I have stared at this blank screen for a while now trying to decide where to begin and I’m still not sure so I will start from my last post.
June 22, 2012. I was going places on my journey. I had no idea I would be here at this moment.
July 2012 began what would be my 2nd divorce. The girls and I packed up and moved back to the DFW metroplex where we would be close to family again. We found a little rent house, the girls were signed up for school and I found a new job that was great but still didn’t make ends meet being a single mom. I picked up a 2nd job waitressing on weekends and 2 nights a week. Thankfully I had family that lived across the street and they were able to help with the girls when I was working. I had a close circle of family and friends that got me through this time. I worked out or made good food choices every now and then but not faithfully.
April 2013, I met a man that would change me in more ways than I could imagine. He wasn’t my usual type at ALL. He was 12 years older, salt & pepper hair and a drummer in a metal band but I took a chance. It was one of the best chances I have ever taken. He has shown me what it’s like for a man to love me. Not what I can give, how clean the house is, what I cook for dinner, how I look, my weight or my past, but me.
May 2013, my oldest daughter decided she wanted to live with her dad. This was hard for me to say yes to but I did. She has been my right hand since she was born but I understood her desire to have a better relationship with her dad and who was I to prevent her from trying.
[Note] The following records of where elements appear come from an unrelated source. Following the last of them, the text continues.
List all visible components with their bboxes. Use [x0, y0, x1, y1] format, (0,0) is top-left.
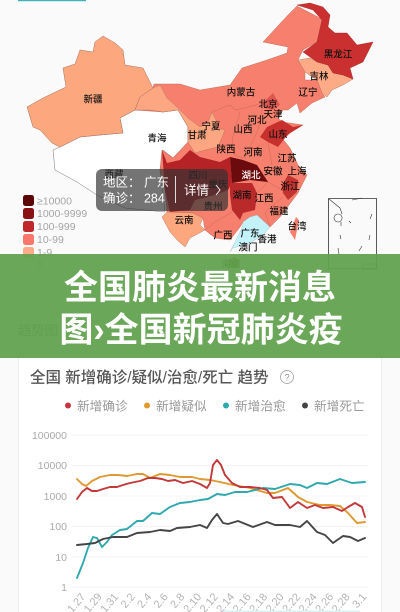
province labels: 甘肃: [187, 130, 207, 142]
province labels: 吉林: [309, 70, 329, 82]
region: Yunnan: [162, 212, 205, 247]
province labels: 四川: [188, 170, 208, 182]
line: confirmed: [77, 460, 365, 517]
faint bottom line: [223, 610, 360, 612]
region: Zhejiang: [282, 175, 298, 200]
map tooltip: 确诊： 284: [103, 192, 165, 206]
province labels: 广西: [213, 230, 233, 242]
chart legend: 新增疑似: [156, 398, 207, 414]
province labels: 浙江: [280, 180, 300, 192]
x axis: [65, 591, 369, 612]
region: Sichuan and Chongqing: [162, 150, 232, 212]
province labels: 海南: [221, 258, 241, 270]
province labels: 上海: [287, 166, 307, 178]
province labels: 云南: [174, 214, 194, 226]
map tooltip: 详情: [184, 182, 209, 198]
province labels: 天津: [263, 110, 283, 120]
title banner: [0, 254, 400, 358]
province labels: 辽宁: [298, 86, 318, 98]
province labels: 安徽: [263, 166, 283, 178]
inset: South China Sea: [328, 198, 377, 269]
title text: 全国肺炎最新消息: [64, 269, 336, 307]
chart legend: [65, 398, 365, 414]
province labels: 河南: [243, 146, 263, 158]
x axis: 2.4: [135, 591, 154, 611]
map legend: 0: [37, 259, 43, 271]
faded section heading: 趋势图: [18, 323, 58, 338]
y axis: 1000: [44, 491, 67, 503]
chart title: 全国 新增确诊/疑似/治愈/死亡 趋势: [30, 368, 269, 386]
y axis: [32, 430, 67, 594]
province labels: [83, 48, 353, 270]
province labels: 宁夏: [201, 120, 221, 132]
map legend: 10-99: [37, 234, 64, 246]
top teal bar: [18, 0, 86, 1]
region: Heilongjiang: [297, 3, 373, 79]
province labels: 青海: [147, 132, 167, 144]
map tooltip: 地区： 广东: [103, 176, 169, 190]
title text: 图›全国新冠肺炎疫: [59, 312, 343, 350]
province labels: 陕西: [216, 144, 236, 156]
province labels: 黑龙江: [324, 48, 353, 60]
map legend: 100-999: [37, 221, 76, 233]
province labels: 新疆: [83, 94, 103, 106]
y axis: 10: [55, 552, 67, 564]
map legend: [23, 195, 87, 271]
icon: help: ?: [284, 372, 290, 384]
x axis: 2.6: [152, 591, 171, 611]
region: Hunan: [230, 183, 257, 220]
province labels: 江苏: [277, 152, 297, 164]
province labels: 重庆: [208, 178, 228, 190]
province labels: 湖北: [241, 170, 261, 182]
region: Tibet and Qinghai: [53, 110, 188, 212]
title text: [59, 269, 343, 350]
trend chart card: [18, 354, 382, 612]
province labels: 福建: [269, 206, 289, 218]
line: suspected: [77, 474, 365, 523]
map legend: 1000-9999: [37, 208, 87, 220]
y axis: 1: [61, 582, 67, 594]
province labels: 内蒙古: [227, 86, 256, 98]
province labels: 贵州: [203, 200, 223, 212]
province labels: 台湾: [287, 220, 307, 232]
region: Xinjiang: [27, 36, 153, 147]
province labels: 山东: [268, 128, 288, 140]
x axis: 3.1: [350, 591, 369, 611]
province labels: 西藏: [104, 168, 124, 180]
region: Gansu and Ningxia: [135, 85, 225, 153]
province labels: 山西: [233, 124, 253, 136]
china map: [27, 3, 377, 270]
region: Shandong: [260, 120, 303, 147]
province labels: 广东: [240, 228, 260, 240]
map legend: ≥10000: [37, 196, 72, 208]
x axis: 2.2: [119, 591, 138, 611]
region: central and eastern provinces: [135, 6, 325, 240]
region: Hainan: [228, 257, 240, 268]
y axis: 10000: [38, 460, 67, 472]
province labels: 河北: [247, 114, 267, 126]
province labels: 湖南: [232, 190, 252, 202]
region: Beijing: [262, 93, 280, 110]
line: cured: [77, 479, 365, 578]
chart legend: 新增治愈: [235, 398, 286, 414]
y axis: 100: [49, 521, 67, 533]
chart legend: 新增死亡: [314, 398, 365, 414]
region: Taiwan: [290, 217, 299, 240]
region: Jilin: [298, 58, 353, 97]
icon: help: [280, 370, 294, 384]
province labels: 香港: [257, 234, 277, 246]
map legend: 1-9: [37, 247, 52, 259]
map tooltip: [96, 169, 228, 211]
province labels: 北京: [258, 98, 278, 110]
region: Guangdong: [230, 215, 270, 252]
province labels: 澳门: [238, 242, 258, 254]
chart legend: 新增确诊: [77, 398, 128, 414]
line: deaths: [77, 514, 365, 545]
province labels: 江西: [254, 192, 274, 204]
region: Hubei: [230, 157, 268, 183]
y axis: 100000: [32, 430, 67, 442]
x axis: 2.8: [168, 591, 187, 611]
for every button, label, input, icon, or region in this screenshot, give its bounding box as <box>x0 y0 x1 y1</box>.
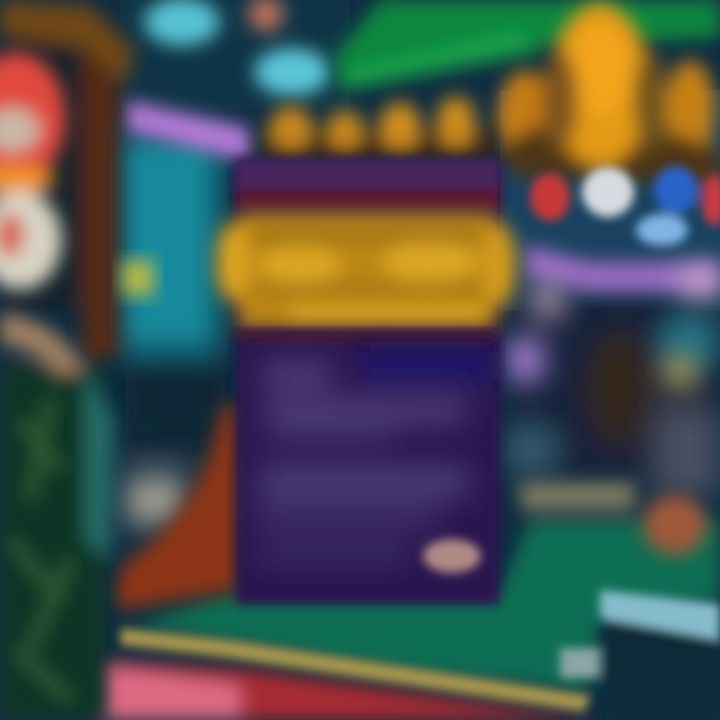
background: teal wall column <box>118 135 225 525</box>
poster body <box>236 160 500 605</box>
poster header band <box>236 160 500 210</box>
gold crown ornament <box>497 3 720 185</box>
green roof <box>335 0 720 90</box>
heading: gold title band <box>216 212 516 328</box>
wooden barrel on right <box>643 495 707 555</box>
right dark crowd <box>502 295 720 495</box>
purple ribbon right <box>525 245 720 292</box>
brown curved banister <box>115 405 240 610</box>
left green plant <box>0 312 115 720</box>
yellow glow on teal <box>122 260 154 296</box>
text block: body lines <box>258 352 490 561</box>
golden coin row <box>262 96 497 160</box>
right bottom dark panel <box>560 590 720 720</box>
poster corner badge <box>423 539 481 573</box>
small crowd highlights <box>505 266 720 388</box>
gold band lower edge <box>238 330 496 342</box>
purple ribbon left <box>125 100 250 162</box>
bottom red carpet <box>100 660 600 720</box>
coloured balls <box>530 166 720 246</box>
gold table edge <box>120 628 590 712</box>
green table floor <box>130 482 720 690</box>
left circular signs <box>0 52 66 290</box>
panel: main poster <box>216 160 516 605</box>
top teal lights <box>144 0 330 96</box>
left wooden frame <box>0 0 135 360</box>
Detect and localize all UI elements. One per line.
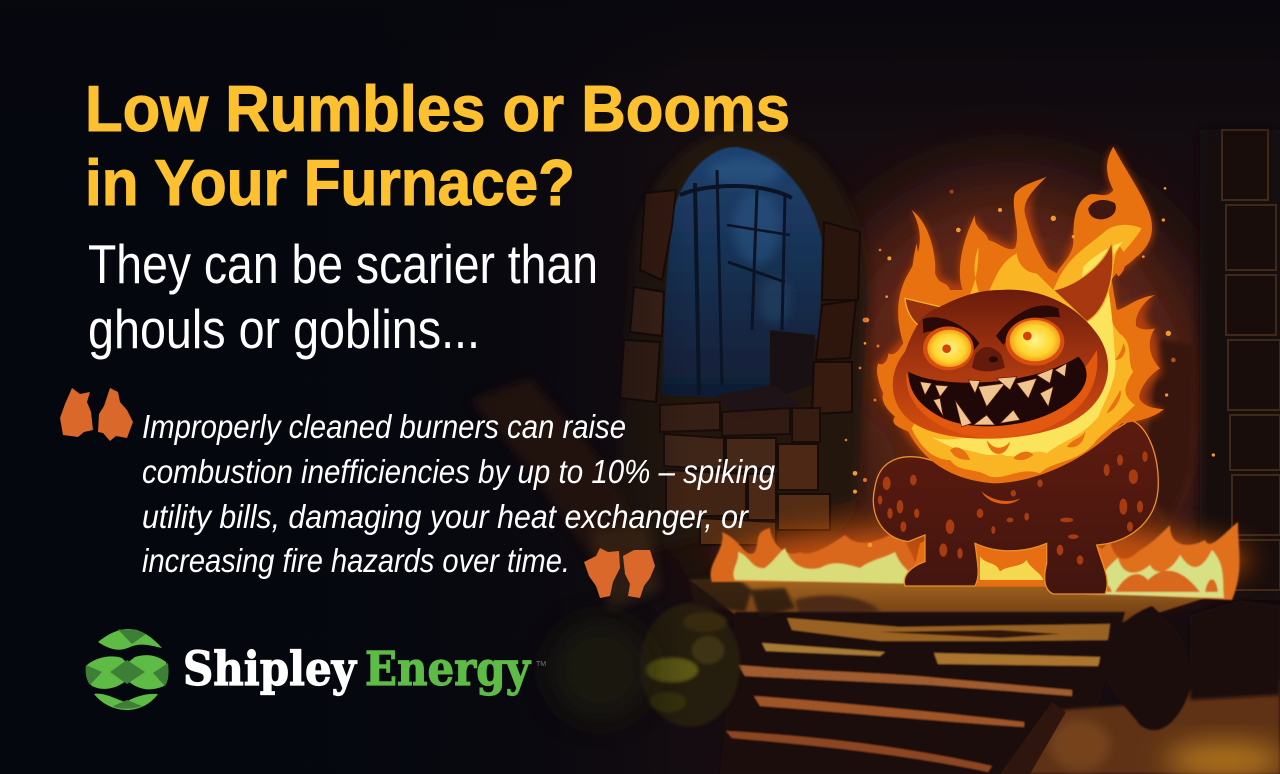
logo wordmark: Shipley — [183, 642, 358, 697]
logo wordmark — [183, 642, 546, 697]
stone frame around window — [620, 190, 860, 414]
monster flames inner — [912, 225, 1142, 477]
extra embers around window side — [845, 249, 881, 482]
stone stairs — [720, 612, 1125, 774]
title: Low Rumbles or Booms — [85, 72, 790, 145]
closing quotation mark — [584, 548, 655, 598]
logo: Shipley Energy globe mark — [86, 629, 169, 710]
horns — [905, 242, 1113, 330]
teeth — [920, 363, 1067, 427]
subtitle: They can be scarier than — [88, 233, 598, 295]
foliage at lower left of stairs — [640, 572, 795, 727]
logo wordmark: Energy — [365, 642, 531, 697]
title: in Your Furnace? — [85, 146, 575, 219]
dark gap in right flame — [1088, 200, 1116, 219]
brows — [923, 305, 1060, 350]
eyes — [923, 318, 1064, 370]
monster head — [893, 290, 1108, 439]
title — [85, 72, 790, 219]
monster flames outer — [877, 147, 1164, 483]
monster flame glow — [877, 147, 1165, 483]
bright glow between legs — [910, 534, 1107, 587]
monster flames hot core — [930, 242, 1123, 456]
floor flames — [711, 522, 1240, 600]
body and arm spots — [878, 451, 1148, 565]
arched window with blue night light — [612, 126, 868, 560]
quote text: utility bills, damaging your heat exchanger, or — [142, 498, 750, 535]
monster body — [873, 420, 1158, 594]
rock and orange debris at lower right — [1000, 600, 1280, 774]
subtitle: ghouls or goblins... — [88, 298, 480, 360]
nose — [972, 347, 1005, 371]
quote text — [142, 408, 776, 579]
quote text: Improperly cleaned burners can raise — [142, 408, 626, 445]
logo wordmark: TM — [536, 661, 546, 668]
opening quotation mark — [60, 388, 133, 441]
brick wall under window — [660, 402, 830, 545]
embers — [853, 187, 1215, 547]
orange licks in flames — [912, 243, 1125, 460]
quote text: combustion inefficiencies by up to 10% – spiking — [142, 453, 776, 490]
subtitle — [88, 233, 598, 360]
floor and flames glow — [690, 524, 1250, 622]
quote text: increasing fire hazards over time. — [142, 542, 570, 579]
flame monster character — [853, 147, 1215, 594]
mouth — [908, 357, 1087, 426]
lava rim on head — [906, 350, 1097, 438]
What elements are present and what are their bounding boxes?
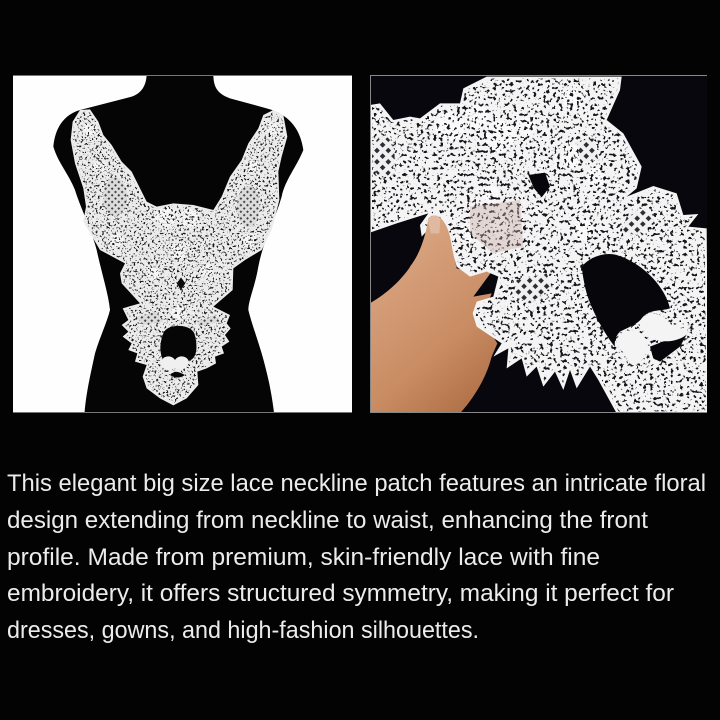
description text block: dresses, gowns, and high-fashion silhouettes. (7, 617, 479, 644)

July 2013, our lease was about to be up on the rent house and we had everything laid out to move to Plano in August. I put the deposit down on our new place, started packing, hired the movers and started getting everything laid out.
August 2013, my guy asks us to move in with him. Crazy I know. It took me a while to make a decision. This meant I would be giving up my stuff and fitting into his home. For me this is what was hard. Not, would it work or would we be happy. That I knew was possible. My “stuff” had been my security for so long I wasn’t sure I could let go of it. Through 2 marriages and divorces I always had my “stuff” when I had to put the pieces back together again. I realized if I wanted this to be different then maybe I needed to be different. “Stuff” is just stuff and I want to have “stuff” that is ours, not mine and not his, but ours. So I did it. I gave away most of my “stuff” and the little one and I moved in with him.
November 2013, I was offered a better job with a construction company as the regional accounting admin and made the move. It feels like home and I love that feeling.
March 2014, I have been on an emotional rollercoaster. I haven’t seen my oldest daughter for more than an hour or so at a time since July 2013. Honestly it’s more than I have in me right now to talk about but it breaks my heart. I don’t understand it. I haven’t figured out how to deal with it or fix it. I am a fixer and this one I haven’t been able to fix. I have done what I do in times of depression. I have put on weight. I am up 21 pounds since the last time I wrote here. That bothers me in many ways. I really thought I had my emotional eating figured out and under control. I was wrong. I sometimes feel like all the things I learned while I was blogging in the past were like a dream and they never really happened.
This is where I am and this is where I am starting from again. I don’t want to be skinny, skinny doesn’t mean happy. I don’t want a perfect figure, perfect figures don’t mean happy. I just want to be a happy healthy me and this is just where I will document the ups and downs of the journey.